ALL but one of Fenland’s secondary schools have improved their performances at GCSE according to league tables published by the government on Wednesday.
But while Wisbech’s Thomas Clarkson Community College saw a slight rise in the number of its pupils hitting the government benchmark of five GCSEs at A* to C grades including maths and English, it is still not meeting the government’s target.
The government target requires at least 35 per cent of pupils to achieve five grades A* to C at GCSE including maths and English - and also that pupils make the progress expected from 11 to 16.
But college Principal Maureen Strudwick said she was proud of the achievements over the past few years and the improvement that has been made.
And she blasted the introduction of the government’s new English Baccalaureate measure, which wants students to achieve A* to C grades in academic-only subjects.
The Baccalaureate, which was introduced without warning when the league tables were published last week, includes maths, English, either geography or history, a modern language (but lists classical Greek and Latin as two of those accepted) and science.
However, Mrs Strudwick said this new ‘goal post’ would not deter her school, which would continue to offer courses in a wide range of vocational subjects.
“Our curriculum was rated as good following an Ofsted inspection in September, it would probably be judged differently now.
“But we pride ourselves on offering courses that are appropriate for every child.
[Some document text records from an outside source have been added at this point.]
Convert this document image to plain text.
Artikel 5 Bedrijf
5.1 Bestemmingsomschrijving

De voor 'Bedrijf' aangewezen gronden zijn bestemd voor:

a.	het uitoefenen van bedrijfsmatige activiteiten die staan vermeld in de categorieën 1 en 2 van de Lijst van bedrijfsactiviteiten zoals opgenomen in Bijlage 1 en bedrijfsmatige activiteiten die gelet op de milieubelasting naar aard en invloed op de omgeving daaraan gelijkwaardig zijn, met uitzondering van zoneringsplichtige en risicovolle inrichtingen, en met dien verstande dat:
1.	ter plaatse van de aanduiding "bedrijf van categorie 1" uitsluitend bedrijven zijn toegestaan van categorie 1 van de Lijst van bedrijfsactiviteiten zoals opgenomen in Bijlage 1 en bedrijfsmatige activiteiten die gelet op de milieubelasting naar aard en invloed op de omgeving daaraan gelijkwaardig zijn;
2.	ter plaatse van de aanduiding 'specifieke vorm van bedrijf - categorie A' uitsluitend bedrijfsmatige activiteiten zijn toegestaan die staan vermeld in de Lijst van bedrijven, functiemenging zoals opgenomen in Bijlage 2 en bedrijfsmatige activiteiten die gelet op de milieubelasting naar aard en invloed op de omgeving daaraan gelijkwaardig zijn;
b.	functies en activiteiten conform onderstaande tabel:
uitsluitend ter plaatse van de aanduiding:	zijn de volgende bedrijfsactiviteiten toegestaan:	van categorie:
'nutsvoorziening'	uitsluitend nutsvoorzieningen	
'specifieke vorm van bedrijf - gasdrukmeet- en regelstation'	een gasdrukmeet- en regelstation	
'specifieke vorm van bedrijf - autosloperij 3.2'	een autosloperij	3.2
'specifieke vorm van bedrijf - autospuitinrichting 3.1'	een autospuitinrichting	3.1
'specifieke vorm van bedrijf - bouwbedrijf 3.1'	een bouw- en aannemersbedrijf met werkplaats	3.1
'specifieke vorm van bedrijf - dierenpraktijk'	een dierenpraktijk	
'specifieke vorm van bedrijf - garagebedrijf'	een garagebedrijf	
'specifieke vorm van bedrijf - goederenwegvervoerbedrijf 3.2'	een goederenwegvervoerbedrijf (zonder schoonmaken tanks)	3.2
We are committed to provide courses that encourage and motivate.
“People work very, very hard here to provide a curriculum with a wide range of courses and that will not change.
“We have got children who will do the English Baccalaureate but it is not suitable for every child. People learn in different ways and for many the best way is through practical type vocational courses and I’m angry the government is trying to undermine these,” she said.
And she refused to worry about the fact her school has failed to hit the government’s target of 35 per cent of pupils achieving five GCSEs at A* to C grades including maths and English.
Schools below that level - which was raised from 30 per cent by the coalition government - are considered to be under-performing and could face being closed or taken over.
Only 27 per cent of Year 11 pupils at Thomas Clarkson met this target, but this was up two per cent on the previous year.
“Some might say I’m burying my head in the sand, but I refuse to worry. We are making improvements but it takes a long while to turn a big ship around. We can improve and we will but it is not going to happen overnight.
“We will continue to do what we are doing - there are no magic wands out there to get this school into the position the government wants it to be in - it is going to take time but we are moving in the right direction,” said Mrs Strudwick.
Tim Hitch, Principal at March Neale-Wade Community College said the Baccalaureate was a step back in time to the former grammar school system.
And stated it would not change the way the Neale-Wade caters for its pupils.
He said the school’s curriculum offers students a choice.
They can follow the more academic English Baccalaureate route or they can choose from a wide range of vocational courses.
And Mr Hitch said there would be no changes to the vocational and Btech courses offered in a bid to look good in the league tables as he believes these provide a valuable choice.
“It is important that we consider the individuals’ aims and ambitions and provide the right qualifications for them to achieve.
“The Baccalaureate is only one value and is not necessarily suitable for every child. It is important that our syllabus offers a wide range of options to ensure students are as successful as they can be - successful children equals happy children,” said Mr Hitch.
A total of 15 per cent of Neale-Wade students achieved the English Baccalaureate in their exams last year - the highest percentage for a state school in Fenland.
Mr Hitch said he was ‘chuffed’ with the school’s performance, which has steadily improved over the past few years.
In 2007 the school had only 33 per cent of pupils achieving five A* to C grades including maths and English, last year it had risen to 43 per cent and it was up again this year to 52 per cent.
“Our staff and pupils have worked hard to improve and we will continue to work hard to improve even further in the future,” added Mr Hitch.
Wisbech Grammar School had 36 per cent of its pupils achieve the Baccalaureate. But the Grammar School was also the only Fenland school to see the percentage of its pupils achieving five A* to C grades including maths and English fall.
The Grammar School had 93 per cent of pupils hit this target last summer - the lowest percentage it has achieved since 2007 - and down by six per cent on 2009.
Long Sutton’s Peele Community College was the most improved when it came to the five GCSEs at A* to C including maths and English with 58 per cent of its Year 11 pupils achieving this standard.
But none of its pupils achieved the English Baccalaureate.
The Peele School also boasted the best percentage - 89 per cent - of its pupils making expected progress between Key Stage 2 and Key Stage 4.